Cânticos latinos e orações em inglês ecoaram pela capela no Vaticano, onde Leão foi eleito o primeiro papa americano por cardeais católicos do mundo inteiro há seis meses, diante de afrescos de Michelangelo representando Cristo proferindo o Juízo Final.
Charles sentou-se à esquerda do papa, perto do altar da capela, enquanto Leão e o Arcebispo anglicano Stephen Cottrell conduziam uma cerimônia que contou com a presença do Coro da Capela Sistina e dois coros da realeza britânica.
Embora o rei tenha se encontrado com os três últimos papas, e João Paulo II e Bento XVI tenham viajado para o Reino Unido, tais ocasiões jamais incluíram orações conjuntas.
História turbulenta
O catalisador imediato da cisão entre a coroa inglesa e Roma foi o desejo de Henrique VIII por um herdeiro homem — e uma nova esposa que pudesse lhe dar um. Mas outros fatores também estavam em jogo, envolvendo a apreensão de bens da Igreja Católica pela coroa inglesa e o crescimento das ideias protestantes entre britânicos.
Enquanto a Inglaterra oscilava entre o catolicismo e o protestantismo durante os reinados das filhas de Henrique, Maria I e Elizabeth I, centenas de católicos e protestantes foram executados por sua fé, muitas vezes queimados na fogueira.
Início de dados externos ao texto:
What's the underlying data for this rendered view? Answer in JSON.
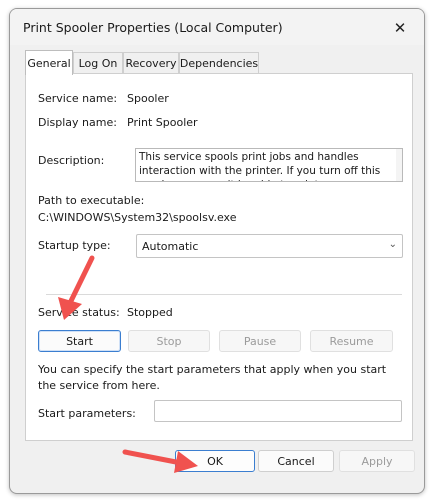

A visita de Charles e da rainha Camilla ao Vaticano marca um estreitamento dos laços entre a Igreja Católica e o anglicanismo, cinco séculos após sua turbulenta separação.
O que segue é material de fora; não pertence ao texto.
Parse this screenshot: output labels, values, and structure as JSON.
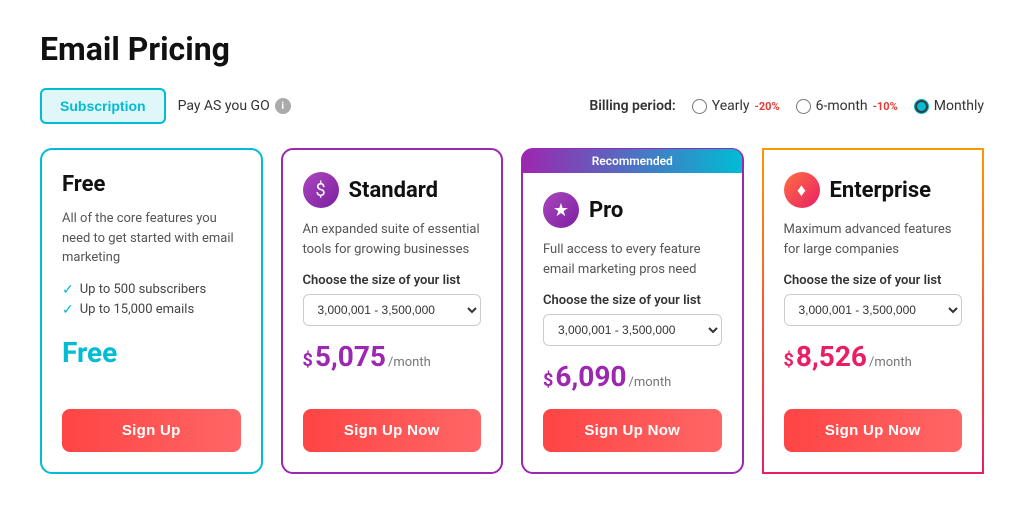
{
  "page": {
    "title": "Email Pricing",
    "background": "#fff"
  },
  "controls": {
    "subscription_label": "Subscription",
    "pay_as_go_label": "Pay AS you GO",
    "billing_label": "Billing period:",
    "billing_options": [
      {
        "id": "yearly",
        "label": "Yearly",
        "discount": "-20%",
        "selected": false
      },
      {
        "id": "6month",
        "label": "6-month",
        "discount": "-10%",
        "selected": false
      },
      {
        "id": "monthly",
        "label": "Monthly",
        "discount": "",
        "selected": true
      }
    ]
  },
  "cards": [
    {
      "id": "free",
      "title": "Free",
      "icon": null,
      "description": "All of the core features you need to get started with email marketing",
      "features": [
        "Up to 500 subscribers",
        "Up to 15,000 emails"
      ],
      "price_type": "free",
      "price_label": "Free",
      "has_list_selector": false,
      "list_value": null,
      "cta_label": "Sign Up",
      "recommended": false
    },
    {
      "id": "standard",
      "title": "Standard",
      "icon": "$",
      "description": "An expanded suite of essential tools for growing businesses",
      "features": [],
      "price_type": "paid",
      "price_amount": "5,075",
      "price_period": "/month",
      "has_list_selector": true,
      "list_label": "Choose the size of your list",
      "list_value": "3,000,001 - 3,500,000",
      "cta_label": "Sign Up Now",
      "recommended": false
    },
    {
      "id": "pro",
      "title": "Pro",
      "icon": "★",
      "description": "Full access to every feature email marketing pros need",
      "features": [],
      "price_type": "paid",
      "price_amount": "6,090",
      "price_period": "/month",
      "has_list_selector": true,
      "list_label": "Choose the size of your list",
      "list_value": "3,000,001 - 3,500,000",
      "cta_label": "Sign Up Now",
      "recommended": true,
      "recommended_label": "Recommended"
    },
    {
      "id": "enterprise",
      "title": "Enterprise",
      "icon": "♦",
      "description": "Maximum advanced features for large companies",
      "features": [],
      "price_type": "paid_enterprise",
      "price_amount": "8,526",
      "price_period": "/month",
      "has_list_selector": true,
      "list_label": "Choose the size of your list",
      "list_value": "3,000,001 - 3,500,000",
      "cta_label": "Sign Up Now",
      "recommended": false
    }
  ]
}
“Este momento oferece uma espécie de cura da história”, disse o padre anglicano James Hawkey à agência de notícias Reuters. “Isso teria sido impossível há uma geração atrás”, sublinhou.
Honrarias
Charles e Camila, que já haviam viajado ao Vaticano para visitar o papa Francisco quando ainda estava com vida, também tiveram um encontro privado com Leão nesta manhã. À tarde, ele deve seguir para a Basílica de São Paulo Fora dos Muros, em Roma, uma das quatro igrejas mais veneradas do catolicismo.
Lá, deve receber do pontífice o novo título de “Confrater Real”, ou irmão. Charles também receberá um assento especial na abside da basílica: um trono de madeira, a ser usado no futuro exclusivamente por monarcas britânicos, é decorado com o brasão do rei e o lema ecumênico “Ut unum sint” (Que sejam um). O Palácio de Buckingham também aprovou duas honrarias britânicas para Leão: torná-lo “Confrater Papal” da Capela de São Jorge, no Castelo de Windsor, e conferir-lhe o título de Cavaleiro da Grã-Cruz da Ordem de Bath.
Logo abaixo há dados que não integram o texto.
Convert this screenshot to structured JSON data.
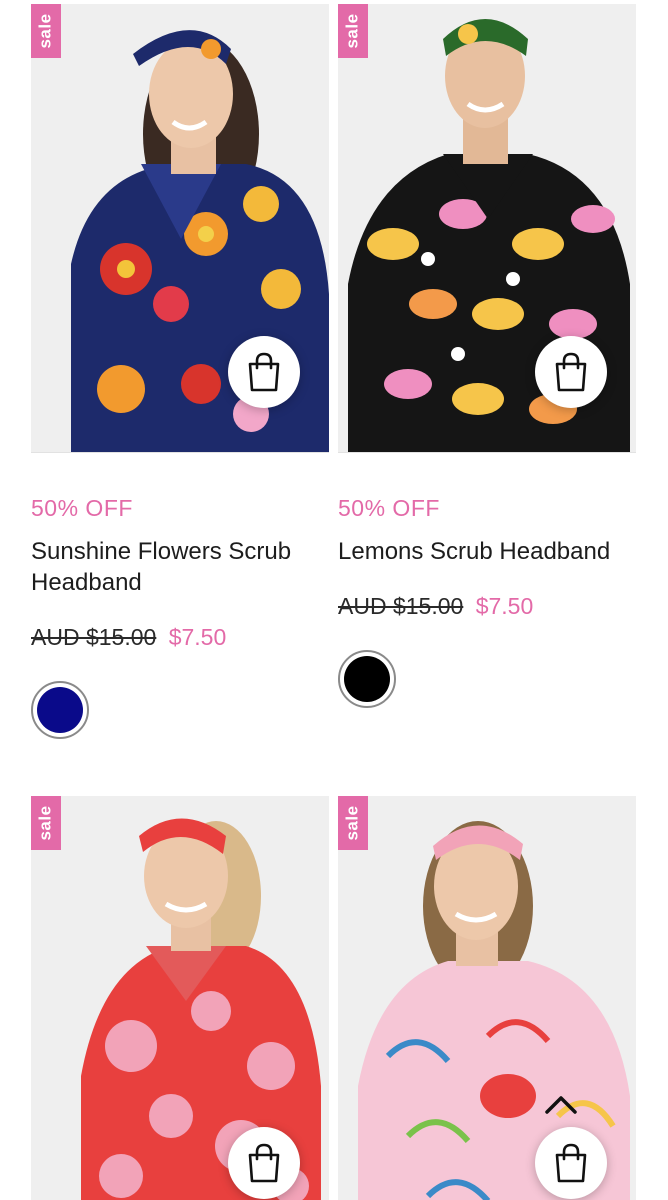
{
  "badge_label": "sale",
  "colors": {
    "accent": "#e36aa8",
    "text": "#1d1d1d"
  },
  "products": [
    {
      "discount": "50% OFF",
      "name": "Sunshine Flowers Scrub Headband",
      "price_old": "AUD $15.00",
      "price_new": "$7.50",
      "swatch_color": "#0a0a8a",
      "image": "model-navy-floral-scrubs"
    },
    {
      "discount": "50% OFF",
      "name": "Lemons Scrub Headband",
      "price_old": "AUD $15.00",
      "price_new": "$7.50",
      "swatch_color": "#000000",
      "image": "model-black-lemon-scrubs"
    },
    {
      "image": "model-red-pink-floral-scrubs"
    },
    {
      "image": "model-pink-abstract-scrubs"
    }
  ],
  "icons": {
    "cart": "shopping-bag-icon",
    "scroll_top": "chevron-up-icon"
  }
}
O bispo Anthony Ball, representante oficial da Igreja Anglicana no Vaticano, disse que as honrarias “demonstram o compromisso que ambas as nossas Igrejas têm em trabalhar por um futuro compartilhado”.
Também são uma boa distração para Charles. Em casa, no Reino Unido, o irmão do rei, o príncipe Andrew, está imerso em uma crise cada vez mais profunda devido a acusações de abuso sexual e seus laços com o pedófilo Jeffrey Epstein.